Ora ha tutta l’attenzione di Wheeler. Lì si sente teso ed esposto, vulnerabile a forze naturali straordinarie da cui in teoria dovrebbe fuggire. Ma è anche affascinato. Hutchinson ha un atteggiamento vagamente etereo. È come se non si trovasse sullo stesso pianeta di chiunque altro.

"Quindi non sei dell’ FBI," dice. "Insomma, o uno o l’altro. Quella era l’altra ipotesi."

Hutchinson arriccia il naso. "Odio quel programma."

"Non credo di aver menzionato un programma," si azzarda a dire, Wheeler.

tutto sbagliato," dice Hutchinson. Ha toccato un tasto dolente. Si scuote con rabbia. "Non hanno abbastanza gente; non si fidano l’un l’altro. Non spendono neanche lontanamente abbastanza tempo sulle scartoffie. Le scartoffie salvano vite. Il peggio? Odio quel 'Ce la faranno o no?' Per quanto, cinque anni? È forzato, ridicolo." Dà un’occhiata a Wheeler. "Non ci vuole così tanto a capirlo. Ce la farai, o non ce la farai. E poi lo fai."

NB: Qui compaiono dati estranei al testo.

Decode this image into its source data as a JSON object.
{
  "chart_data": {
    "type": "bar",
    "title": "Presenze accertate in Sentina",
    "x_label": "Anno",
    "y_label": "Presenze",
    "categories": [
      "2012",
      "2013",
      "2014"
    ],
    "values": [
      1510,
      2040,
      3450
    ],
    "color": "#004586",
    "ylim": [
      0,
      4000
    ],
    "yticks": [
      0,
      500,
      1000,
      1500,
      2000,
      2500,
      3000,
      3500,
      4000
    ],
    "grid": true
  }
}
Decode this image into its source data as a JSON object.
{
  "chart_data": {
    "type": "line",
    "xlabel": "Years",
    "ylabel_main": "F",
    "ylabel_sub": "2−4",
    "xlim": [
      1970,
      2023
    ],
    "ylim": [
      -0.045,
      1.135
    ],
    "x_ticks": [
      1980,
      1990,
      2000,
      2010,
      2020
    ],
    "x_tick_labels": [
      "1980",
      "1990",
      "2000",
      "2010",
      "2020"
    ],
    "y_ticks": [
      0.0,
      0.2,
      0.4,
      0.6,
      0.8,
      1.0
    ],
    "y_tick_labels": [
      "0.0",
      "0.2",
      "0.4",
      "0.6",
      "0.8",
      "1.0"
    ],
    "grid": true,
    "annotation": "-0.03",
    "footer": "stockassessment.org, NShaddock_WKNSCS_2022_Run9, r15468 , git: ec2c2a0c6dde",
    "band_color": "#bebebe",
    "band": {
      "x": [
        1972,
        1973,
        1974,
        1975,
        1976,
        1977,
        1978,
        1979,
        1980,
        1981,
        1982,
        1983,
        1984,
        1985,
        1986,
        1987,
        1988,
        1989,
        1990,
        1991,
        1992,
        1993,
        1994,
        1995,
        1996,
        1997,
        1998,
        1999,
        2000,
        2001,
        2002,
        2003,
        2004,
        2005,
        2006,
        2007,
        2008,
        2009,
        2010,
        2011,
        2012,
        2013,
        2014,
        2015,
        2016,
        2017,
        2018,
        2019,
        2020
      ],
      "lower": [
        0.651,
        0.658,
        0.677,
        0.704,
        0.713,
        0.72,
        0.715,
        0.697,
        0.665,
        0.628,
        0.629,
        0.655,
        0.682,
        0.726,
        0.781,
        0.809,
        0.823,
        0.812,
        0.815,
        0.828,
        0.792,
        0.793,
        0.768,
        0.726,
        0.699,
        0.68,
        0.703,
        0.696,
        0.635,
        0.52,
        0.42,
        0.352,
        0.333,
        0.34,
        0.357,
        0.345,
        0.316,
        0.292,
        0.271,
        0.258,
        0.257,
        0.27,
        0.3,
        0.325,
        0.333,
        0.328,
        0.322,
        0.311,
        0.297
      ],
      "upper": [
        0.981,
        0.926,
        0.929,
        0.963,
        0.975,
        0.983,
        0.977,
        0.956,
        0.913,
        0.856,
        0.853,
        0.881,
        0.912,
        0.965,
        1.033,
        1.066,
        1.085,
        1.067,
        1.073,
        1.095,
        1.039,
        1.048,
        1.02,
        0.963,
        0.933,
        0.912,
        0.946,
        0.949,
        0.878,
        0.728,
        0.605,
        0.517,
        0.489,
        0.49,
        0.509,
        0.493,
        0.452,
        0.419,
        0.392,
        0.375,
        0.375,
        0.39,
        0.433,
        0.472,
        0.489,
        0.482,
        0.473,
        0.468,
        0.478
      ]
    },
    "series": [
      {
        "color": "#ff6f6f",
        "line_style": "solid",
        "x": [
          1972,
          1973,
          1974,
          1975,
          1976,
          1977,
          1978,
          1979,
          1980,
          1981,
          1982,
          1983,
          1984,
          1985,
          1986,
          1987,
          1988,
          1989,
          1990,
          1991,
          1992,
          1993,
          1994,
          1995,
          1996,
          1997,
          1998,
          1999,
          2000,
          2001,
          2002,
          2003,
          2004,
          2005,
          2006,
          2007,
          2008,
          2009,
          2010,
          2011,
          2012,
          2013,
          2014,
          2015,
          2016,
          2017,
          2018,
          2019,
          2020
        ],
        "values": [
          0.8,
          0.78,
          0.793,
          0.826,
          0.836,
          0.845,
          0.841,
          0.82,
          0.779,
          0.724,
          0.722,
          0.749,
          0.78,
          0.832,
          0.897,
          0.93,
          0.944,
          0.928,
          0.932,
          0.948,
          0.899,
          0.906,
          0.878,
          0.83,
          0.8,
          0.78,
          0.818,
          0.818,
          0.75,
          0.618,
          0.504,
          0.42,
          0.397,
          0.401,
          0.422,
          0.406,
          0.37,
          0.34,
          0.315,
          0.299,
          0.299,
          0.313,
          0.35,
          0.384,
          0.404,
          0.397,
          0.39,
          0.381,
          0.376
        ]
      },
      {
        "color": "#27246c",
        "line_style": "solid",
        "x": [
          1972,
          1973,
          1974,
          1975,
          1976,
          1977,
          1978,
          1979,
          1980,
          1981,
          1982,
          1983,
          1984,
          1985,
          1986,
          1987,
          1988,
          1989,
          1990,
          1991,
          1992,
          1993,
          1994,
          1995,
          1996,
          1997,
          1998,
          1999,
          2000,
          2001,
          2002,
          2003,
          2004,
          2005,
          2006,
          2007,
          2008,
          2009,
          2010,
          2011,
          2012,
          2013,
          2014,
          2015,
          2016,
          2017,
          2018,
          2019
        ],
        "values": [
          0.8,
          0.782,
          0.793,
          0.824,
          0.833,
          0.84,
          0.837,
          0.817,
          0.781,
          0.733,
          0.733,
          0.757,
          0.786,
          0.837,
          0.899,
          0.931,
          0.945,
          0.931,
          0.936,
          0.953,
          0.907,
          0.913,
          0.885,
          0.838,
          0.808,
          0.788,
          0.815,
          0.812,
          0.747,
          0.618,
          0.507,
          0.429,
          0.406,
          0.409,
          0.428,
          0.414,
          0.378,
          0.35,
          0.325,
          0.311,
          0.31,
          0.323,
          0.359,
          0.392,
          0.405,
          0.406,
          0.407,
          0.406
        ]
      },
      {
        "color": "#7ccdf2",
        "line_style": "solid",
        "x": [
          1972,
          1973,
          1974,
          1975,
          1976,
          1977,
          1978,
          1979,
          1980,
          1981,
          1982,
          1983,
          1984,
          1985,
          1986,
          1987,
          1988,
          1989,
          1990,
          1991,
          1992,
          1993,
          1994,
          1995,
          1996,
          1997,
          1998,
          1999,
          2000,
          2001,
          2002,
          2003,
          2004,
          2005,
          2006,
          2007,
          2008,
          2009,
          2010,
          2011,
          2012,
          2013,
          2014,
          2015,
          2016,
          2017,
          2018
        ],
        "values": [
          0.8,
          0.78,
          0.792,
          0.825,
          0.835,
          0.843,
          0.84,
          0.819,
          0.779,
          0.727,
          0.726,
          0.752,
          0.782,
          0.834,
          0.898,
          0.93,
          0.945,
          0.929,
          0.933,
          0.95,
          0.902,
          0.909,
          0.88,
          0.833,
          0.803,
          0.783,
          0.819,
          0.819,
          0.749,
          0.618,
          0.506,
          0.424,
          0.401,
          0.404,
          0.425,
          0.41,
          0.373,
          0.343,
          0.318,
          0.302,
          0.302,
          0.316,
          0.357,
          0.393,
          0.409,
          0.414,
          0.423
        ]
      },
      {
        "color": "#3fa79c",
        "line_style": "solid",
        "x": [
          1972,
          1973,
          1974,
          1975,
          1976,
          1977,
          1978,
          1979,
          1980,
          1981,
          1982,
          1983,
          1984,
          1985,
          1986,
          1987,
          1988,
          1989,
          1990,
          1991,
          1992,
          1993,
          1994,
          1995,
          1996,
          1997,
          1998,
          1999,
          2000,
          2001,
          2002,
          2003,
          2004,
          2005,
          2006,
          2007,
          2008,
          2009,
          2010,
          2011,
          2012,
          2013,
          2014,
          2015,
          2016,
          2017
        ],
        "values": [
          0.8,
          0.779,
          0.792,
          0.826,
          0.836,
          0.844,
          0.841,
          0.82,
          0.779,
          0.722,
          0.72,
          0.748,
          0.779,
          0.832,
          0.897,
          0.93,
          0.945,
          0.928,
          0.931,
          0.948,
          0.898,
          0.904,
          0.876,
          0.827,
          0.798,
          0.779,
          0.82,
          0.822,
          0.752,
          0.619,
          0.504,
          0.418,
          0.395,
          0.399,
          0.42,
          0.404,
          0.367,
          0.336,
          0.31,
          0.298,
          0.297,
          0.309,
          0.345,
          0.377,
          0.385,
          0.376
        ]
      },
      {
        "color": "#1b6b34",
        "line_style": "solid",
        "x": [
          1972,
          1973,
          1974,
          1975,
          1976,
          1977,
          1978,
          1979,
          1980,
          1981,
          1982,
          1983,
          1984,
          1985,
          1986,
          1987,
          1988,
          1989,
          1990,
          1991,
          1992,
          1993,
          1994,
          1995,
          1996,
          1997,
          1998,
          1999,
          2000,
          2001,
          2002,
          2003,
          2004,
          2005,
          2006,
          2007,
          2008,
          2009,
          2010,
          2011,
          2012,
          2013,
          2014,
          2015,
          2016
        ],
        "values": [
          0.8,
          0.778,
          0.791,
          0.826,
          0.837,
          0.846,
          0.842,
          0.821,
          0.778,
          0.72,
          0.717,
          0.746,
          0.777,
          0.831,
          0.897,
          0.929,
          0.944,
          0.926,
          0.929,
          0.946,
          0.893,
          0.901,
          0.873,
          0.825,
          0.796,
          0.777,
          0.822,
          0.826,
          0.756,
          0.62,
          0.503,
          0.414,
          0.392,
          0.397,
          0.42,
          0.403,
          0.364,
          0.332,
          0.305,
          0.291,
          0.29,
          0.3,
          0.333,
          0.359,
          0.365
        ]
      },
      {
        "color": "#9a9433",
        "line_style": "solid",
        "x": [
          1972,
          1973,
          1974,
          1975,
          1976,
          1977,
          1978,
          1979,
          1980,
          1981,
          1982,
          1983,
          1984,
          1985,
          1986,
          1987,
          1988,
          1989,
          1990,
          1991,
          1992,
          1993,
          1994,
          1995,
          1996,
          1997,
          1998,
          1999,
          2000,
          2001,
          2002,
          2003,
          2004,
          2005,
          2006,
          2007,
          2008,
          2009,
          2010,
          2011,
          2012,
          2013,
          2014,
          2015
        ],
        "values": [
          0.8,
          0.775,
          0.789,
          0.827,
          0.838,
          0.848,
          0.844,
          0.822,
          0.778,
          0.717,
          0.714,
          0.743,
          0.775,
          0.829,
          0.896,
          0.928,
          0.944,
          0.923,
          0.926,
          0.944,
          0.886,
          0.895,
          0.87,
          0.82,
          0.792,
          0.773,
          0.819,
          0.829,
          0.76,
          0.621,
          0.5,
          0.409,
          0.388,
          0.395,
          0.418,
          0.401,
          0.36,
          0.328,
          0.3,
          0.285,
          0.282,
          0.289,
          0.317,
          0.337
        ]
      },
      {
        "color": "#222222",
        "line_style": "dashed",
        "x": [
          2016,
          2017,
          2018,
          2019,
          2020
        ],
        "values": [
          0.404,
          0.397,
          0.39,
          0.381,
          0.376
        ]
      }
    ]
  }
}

Wheeler legge con cautela la sua espressione. "Davvero?"

"Sì," dice Hutchinson, sorridendo di nuovo. "Sì, penso che sia così."

Lentamente si intensifica un rumore sordo e rapido. Hutchinson vede per prima la fonde del suono e la indica. "I soccorsi sono qui. E pare che abbiamo recuperato un elicottero, dopotutto."